The Verbatim Index
An AI's response is the sum of two things: information and the reasoning applied to that information. Both are fundamentally imperfect. An AI model (Claude Opus 4.7, GPT-5.5, etc.) compensates by writing with confidence, authority, coherence, and fluency — qualities that signal correctness without necessarily producing it.
The Verbatim Index is an attempt to correct for this by systematically separating the information layer from the reasoning layer, testing both under cross-examination. We run the same question through 9 frontier models, then have each one critique the others across four structured turns. What survives is verified. What gets challenged is disputed. What no model surfaces is a gap. The confidence, authority, coherence, fluency — stripped away.
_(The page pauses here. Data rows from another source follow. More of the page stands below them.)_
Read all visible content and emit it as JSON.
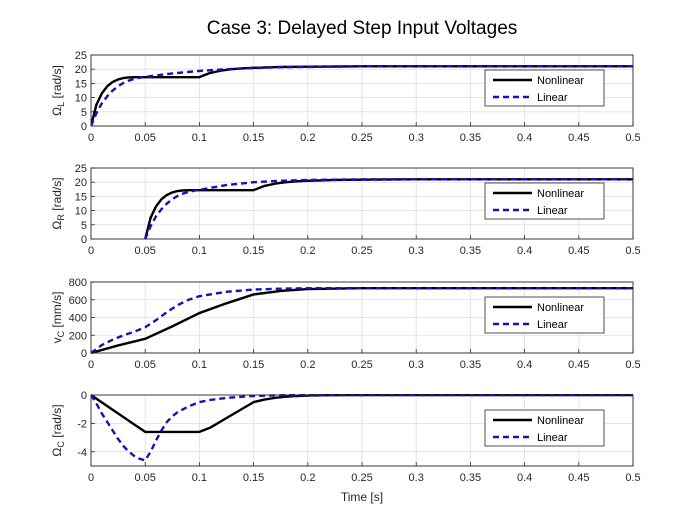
{
  "figure_title": "Case 3: Delayed Step Input Voltages",
  "xlabel": "Time [s]",
  "chart_data": [
    {
      "type": "line",
      "ylabel": "Ω_L [rad/s]",
      "ylabel_main": "Ω",
      "ylabel_sub": "L",
      "ylabel_unit": " [rad/s]",
      "xlim": [
        0,
        0.5
      ],
      "ylim": [
        0,
        25
      ],
      "xticks": [
        "0",
        "0.05",
        "0.1",
        "0.15",
        "0.2",
        "0.25",
        "0.3",
        "0.35",
        "0.4",
        "0.45",
        "0.5"
      ],
      "yticks": [
        "0",
        "5",
        "10",
        "15",
        "20",
        "25"
      ],
      "grid": true,
      "legend_position": "right",
      "series": [
        {
          "name": "Nonlinear",
          "color": "#000000",
          "style": "solid",
          "x": [
            0,
            0.005,
            0.01,
            0.015,
            0.02,
            0.025,
            0.03,
            0.035,
            0.04,
            0.045,
            0.05,
            0.1,
            0.11,
            0.12,
            0.13,
            0.14,
            0.15,
            0.175,
            0.2,
            0.25,
            0.3,
            0.5
          ],
          "y": [
            0,
            7.5,
            11.5,
            14,
            15.5,
            16.4,
            16.9,
            17.1,
            17.2,
            17.2,
            17.2,
            17.2,
            18.7,
            19.5,
            20,
            20.3,
            20.5,
            20.8,
            20.9,
            21,
            21,
            21
          ]
        },
        {
          "name": "Linear",
          "color": "#1414b4",
          "style": "dashed",
          "x": [
            0,
            0.005,
            0.01,
            0.015,
            0.02,
            0.025,
            0.03,
            0.035,
            0.04,
            0.045,
            0.05,
            0.06,
            0.075,
            0.1,
            0.125,
            0.15,
            0.175,
            0.2,
            0.25,
            0.3,
            0.5
          ],
          "y": [
            0,
            4.5,
            8,
            10.5,
            12.5,
            14,
            15.2,
            16,
            16.6,
            17,
            17.3,
            17.8,
            18.5,
            19.4,
            20,
            20.4,
            20.7,
            20.8,
            21,
            21,
            21
          ]
        }
      ]
    },
    {
      "type": "line",
      "ylabel": "Ω_R [rad/s]",
      "ylabel_main": "Ω",
      "ylabel_sub": "R",
      "ylabel_unit": " [rad/s]",
      "xlim": [
        0,
        0.5
      ],
      "ylim": [
        0,
        25
      ],
      "xticks": [
        "0",
        "0.05",
        "0.1",
        "0.15",
        "0.2",
        "0.25",
        "0.3",
        "0.35",
        "0.4",
        "0.45",
        "0.5"
      ],
      "yticks": [
        "0",
        "5",
        "10",
        "15",
        "20",
        "25"
      ],
      "grid": true,
      "legend_position": "right",
      "series": [
        {
          "name": "Nonlinear",
          "color": "#000000",
          "style": "solid",
          "x": [
            0.05,
            0.055,
            0.06,
            0.065,
            0.07,
            0.075,
            0.08,
            0.085,
            0.09,
            0.095,
            0.1,
            0.15,
            0.16,
            0.17,
            0.18,
            0.19,
            0.2,
            0.225,
            0.25,
            0.3,
            0.5
          ],
          "y": [
            0,
            7.5,
            11.5,
            14,
            15.5,
            16.4,
            16.9,
            17.1,
            17.2,
            17.2,
            17.2,
            17.2,
            18.7,
            19.5,
            20,
            20.3,
            20.5,
            20.8,
            20.9,
            21,
            21
          ]
        },
        {
          "name": "Linear",
          "color": "#1414b4",
          "style": "dashed",
          "x": [
            0.05,
            0.055,
            0.06,
            0.065,
            0.07,
            0.075,
            0.08,
            0.085,
            0.09,
            0.095,
            0.1,
            0.11,
            0.125,
            0.15,
            0.175,
            0.2,
            0.225,
            0.25,
            0.3,
            0.5
          ],
          "y": [
            0,
            4.5,
            8,
            10.5,
            12.5,
            14,
            15.2,
            16,
            16.6,
            17,
            17.3,
            18,
            19,
            20,
            20.5,
            20.8,
            20.9,
            21,
            21,
            21
          ]
        }
      ]
    },
    {
      "type": "line",
      "ylabel": "v_C [mm/s]",
      "ylabel_main": "v",
      "ylabel_sub": "C",
      "ylabel_unit": " [mm/s]",
      "xlim": [
        0,
        0.5
      ],
      "ylim": [
        0,
        800
      ],
      "xticks": [
        "0",
        "0.05",
        "0.1",
        "0.15",
        "0.2",
        "0.25",
        "0.3",
        "0.35",
        "0.4",
        "0.45",
        "0.5"
      ],
      "yticks": [
        "0",
        "200",
        "400",
        "600",
        "800"
      ],
      "grid": true,
      "legend_position": "right",
      "series": [
        {
          "name": "Nonlinear",
          "color": "#000000",
          "style": "solid",
          "x": [
            0,
            0.025,
            0.05,
            0.075,
            0.1,
            0.125,
            0.15,
            0.175,
            0.2,
            0.25,
            0.3,
            0.5
          ],
          "y": [
            0,
            85,
            160,
            300,
            450,
            560,
            660,
            700,
            720,
            730,
            730,
            730
          ]
        },
        {
          "name": "Linear",
          "color": "#1414b4",
          "style": "dashed",
          "x": [
            0,
            0.01,
            0.02,
            0.03,
            0.04,
            0.05,
            0.06,
            0.07,
            0.08,
            0.09,
            0.1,
            0.125,
            0.15,
            0.175,
            0.2,
            0.25,
            0.3,
            0.5
          ],
          "y": [
            0,
            90,
            150,
            200,
            240,
            290,
            370,
            460,
            540,
            600,
            640,
            690,
            715,
            725,
            730,
            730,
            730,
            730
          ]
        }
      ]
    },
    {
      "type": "line",
      "ylabel": "Ω_C [rad/s]",
      "ylabel_main": "Ω",
      "ylabel_sub": "C",
      "ylabel_unit": " [rad/s]",
      "xlim": [
        0,
        0.5
      ],
      "ylim": [
        -5,
        0
      ],
      "xticks": [
        "0",
        "0.05",
        "0.1",
        "0.15",
        "0.2",
        "0.25",
        "0.3",
        "0.35",
        "0.4",
        "0.45",
        "0.5"
      ],
      "yticks": [
        "-4",
        "-2",
        "0"
      ],
      "grid": true,
      "legend_position": "right",
      "series": [
        {
          "name": "Nonlinear",
          "color": "#000000",
          "style": "solid",
          "x": [
            0,
            0.05,
            0.1,
            0.11,
            0.12,
            0.13,
            0.14,
            0.15,
            0.16,
            0.17,
            0.18,
            0.19,
            0.2,
            0.22,
            0.25,
            0.5
          ],
          "y": [
            0,
            -2.6,
            -2.6,
            -2.3,
            -1.85,
            -1.4,
            -0.95,
            -0.5,
            -0.32,
            -0.2,
            -0.12,
            -0.07,
            -0.04,
            -0.01,
            0,
            0
          ]
        },
        {
          "name": "Linear",
          "color": "#1414b4",
          "style": "dashed",
          "x": [
            0,
            0.005,
            0.01,
            0.015,
            0.02,
            0.025,
            0.03,
            0.035,
            0.04,
            0.045,
            0.05,
            0.055,
            0.06,
            0.065,
            0.07,
            0.075,
            0.08,
            0.09,
            0.1,
            0.11,
            0.125,
            0.15,
            0.175,
            0.2,
            0.25,
            0.5
          ],
          "y": [
            0,
            -0.6,
            -1.3,
            -1.9,
            -2.5,
            -3.1,
            -3.6,
            -4.0,
            -4.3,
            -4.5,
            -4.6,
            -4.0,
            -3.2,
            -2.5,
            -1.9,
            -1.5,
            -1.2,
            -0.8,
            -0.5,
            -0.35,
            -0.2,
            -0.07,
            -0.02,
            0,
            0,
            0
          ]
        }
      ]
    }
  ]
}
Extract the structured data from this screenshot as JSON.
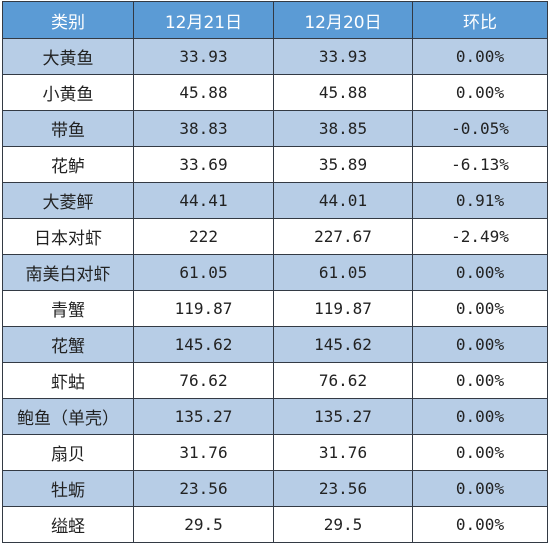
{
  "header": {
    "category": "类别",
    "date1": "12月21日",
    "date2": "12月20日",
    "change": "环比"
  },
  "rows": [
    {
      "name": "大黄鱼",
      "d21": "33.93",
      "d20": "33.93",
      "chg": "0.00%"
    },
    {
      "name": "小黄鱼",
      "d21": "45.88",
      "d20": "45.88",
      "chg": "0.00%"
    },
    {
      "name": "带鱼",
      "d21": "38.83",
      "d20": "38.85",
      "chg": "-0.05%"
    },
    {
      "name": "花鲈",
      "d21": "33.69",
      "d20": "35.89",
      "chg": "-6.13%"
    },
    {
      "name": "大菱鲆",
      "d21": "44.41",
      "d20": "44.01",
      "chg": "0.91%"
    },
    {
      "name": "日本对虾",
      "d21": "222",
      "d20": "227.67",
      "chg": "-2.49%"
    },
    {
      "name": "南美白对虾",
      "d21": "61.05",
      "d20": "61.05",
      "chg": "0.00%"
    },
    {
      "name": "青蟹",
      "d21": "119.87",
      "d20": "119.87",
      "chg": "0.00%"
    },
    {
      "name": "花蟹",
      "d21": "145.62",
      "d20": "145.62",
      "chg": "0.00%"
    },
    {
      "name": "虾蛄",
      "d21": "76.62",
      "d20": "76.62",
      "chg": "0.00%"
    },
    {
      "name": "鲍鱼（单壳）",
      "d21": "135.27",
      "d20": "135.27",
      "chg": "0.00%"
    },
    {
      "name": "扇贝",
      "d21": "31.76",
      "d20": "31.76",
      "chg": "0.00%"
    },
    {
      "name": "牡蛎",
      "d21": "23.56",
      "d20": "23.56",
      "chg": "0.00%"
    },
    {
      "name": "缢蛏",
      "d21": "29.5",
      "d20": "29.5",
      "chg": "0.00%"
    }
  ],
  "colors": {
    "header_bg": "#5b9bd5",
    "header_text": "#ffffff",
    "band_bg": "#b7cde6",
    "plain_bg": "#ffffff"
  }
}
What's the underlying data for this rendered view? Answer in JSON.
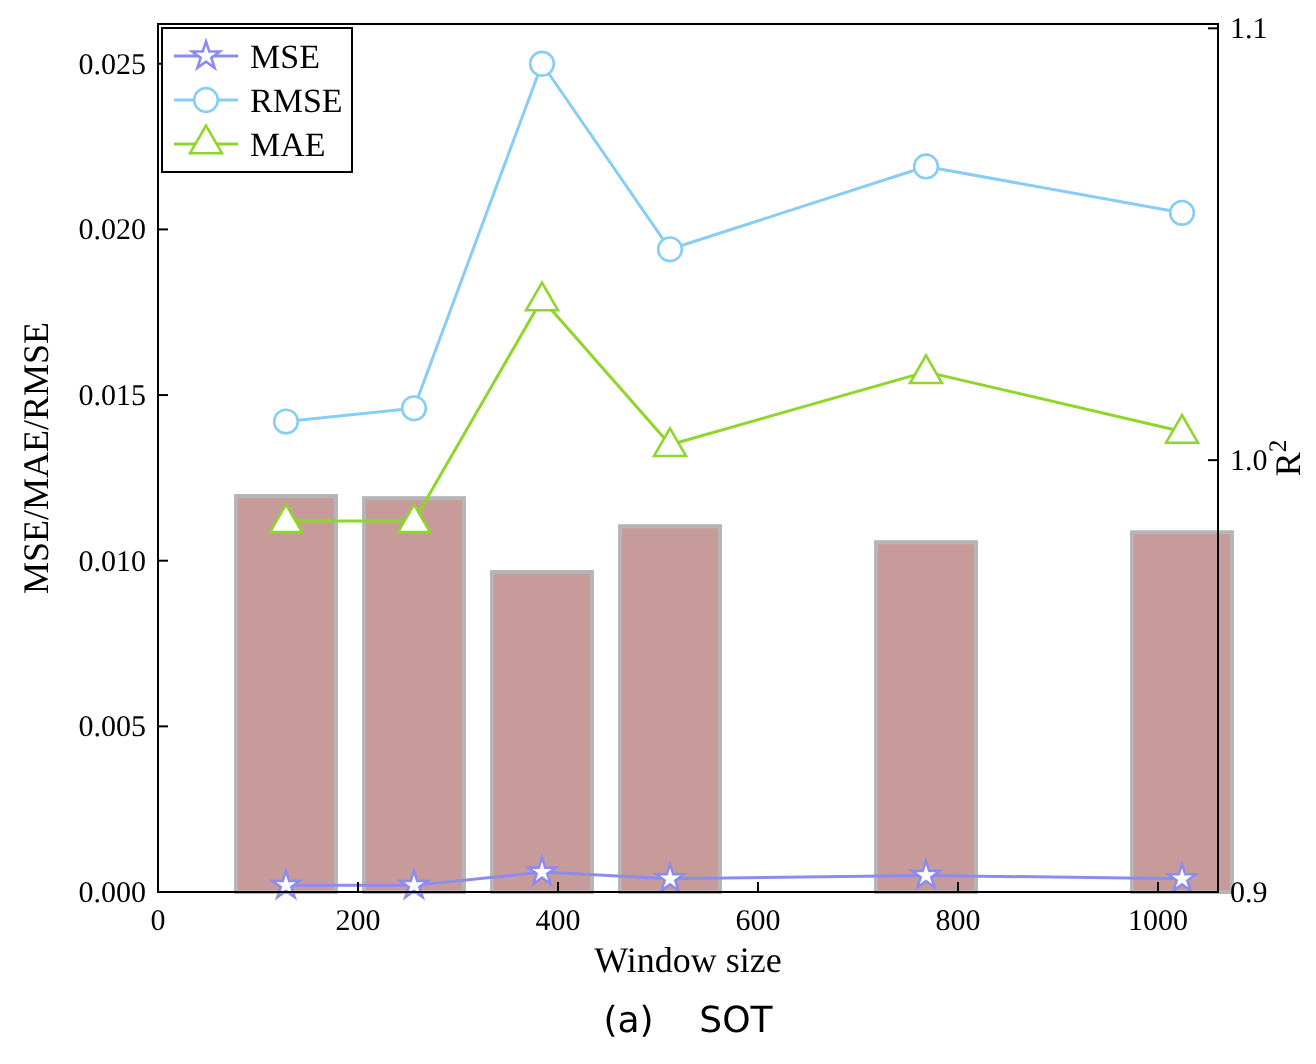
{
  "chart_data": {
    "type": "line",
    "xlabel": "Window size",
    "ylabel": "MSE/MAE/RMSE",
    "y2label": "R$^{2}$",
    "x": [
      128,
      256,
      384,
      512,
      768,
      1024
    ],
    "series": [
      {
        "name": null,
        "type": "bar",
        "axis": "y2",
        "color": "#c89b9b",
        "values": [
          0.9917,
          0.9912,
          0.9741,
          0.9847,
          0.981,
          0.9833
        ]
      },
      {
        "name": "MSE",
        "color": "#8c8cf0",
        "marker": "star",
        "values": [
          0.0002,
          0.0002,
          0.0006,
          0.0004,
          0.0005,
          0.0004
        ]
      },
      {
        "name": "RMSE",
        "color": "#87cdf5",
        "marker": "circle",
        "values": [
          0.0142,
          0.0146,
          0.025,
          0.0194,
          0.0219,
          0.0205
        ]
      },
      {
        "name": "MAE",
        "color": "#8fd62a",
        "marker": "triangle",
        "values": [
          0.0112,
          0.0112,
          0.0179,
          0.0135,
          0.0157,
          0.0139
        ]
      }
    ],
    "xlim": [
      0,
      1060
    ],
    "xticks": [
      0,
      200,
      400,
      600,
      800,
      1000
    ],
    "ylim": [
      0,
      0.0262
    ],
    "yticks": [
      {
        "value": 0,
        "label": "0.000"
      },
      {
        "value": 0.005,
        "label": "0.005"
      },
      {
        "value": 0.01,
        "label": "0.010"
      },
      {
        "value": 0.015,
        "label": "0.015"
      },
      {
        "value": 0.02,
        "label": "0.020"
      },
      {
        "value": 0.025,
        "label": "0.025"
      }
    ],
    "y2lim": [
      0.9,
      1.101
    ],
    "y2ticks": [
      0.9,
      {
        "value": 1.0,
        "label": "1.0"
      },
      1.1
    ],
    "legend": "top left",
    "grid": false,
    "annotations": [
      "(a)    SOT"
    ]
  }
}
A single-model output is unreliable in ways that we cannot detect from inside that output. The Index proves that with receipts.
What we found
Across 5 questions and 1,440 cross-model critique sessions, GPT-5.5 finished first in accuracy in every run. GPT-5.4 finished in the top four every run at roughly one-fifth the cost. Claude Opus 4.7 ranked anywhere from 2nd to 8th depending on the question, high variance despite being the second most expensive model. Grok 4.3 surfaced peer-disputed issues at less than 1% of GPT-5.5's cost per claim.
TESTED ON
Accuracy here means peer dispute rate, how often cross-family critics challenged a model's claims. It measures defensibility under adversarial review, not absolute correctness.
How this works
Initial response what each platform commits to before any pressure is applied.
Gap challenge whether the platform engages with a specific omission or restates.
Forced choice whether the platform picks a side between competing framings or hedges.
Self-audit whether the platform can name the strongest objection to its own account.
Every response at every turn is critiqued by the other 8 models in the pool. That is 288 critique sessions per question, and 1,440 across the Index so far.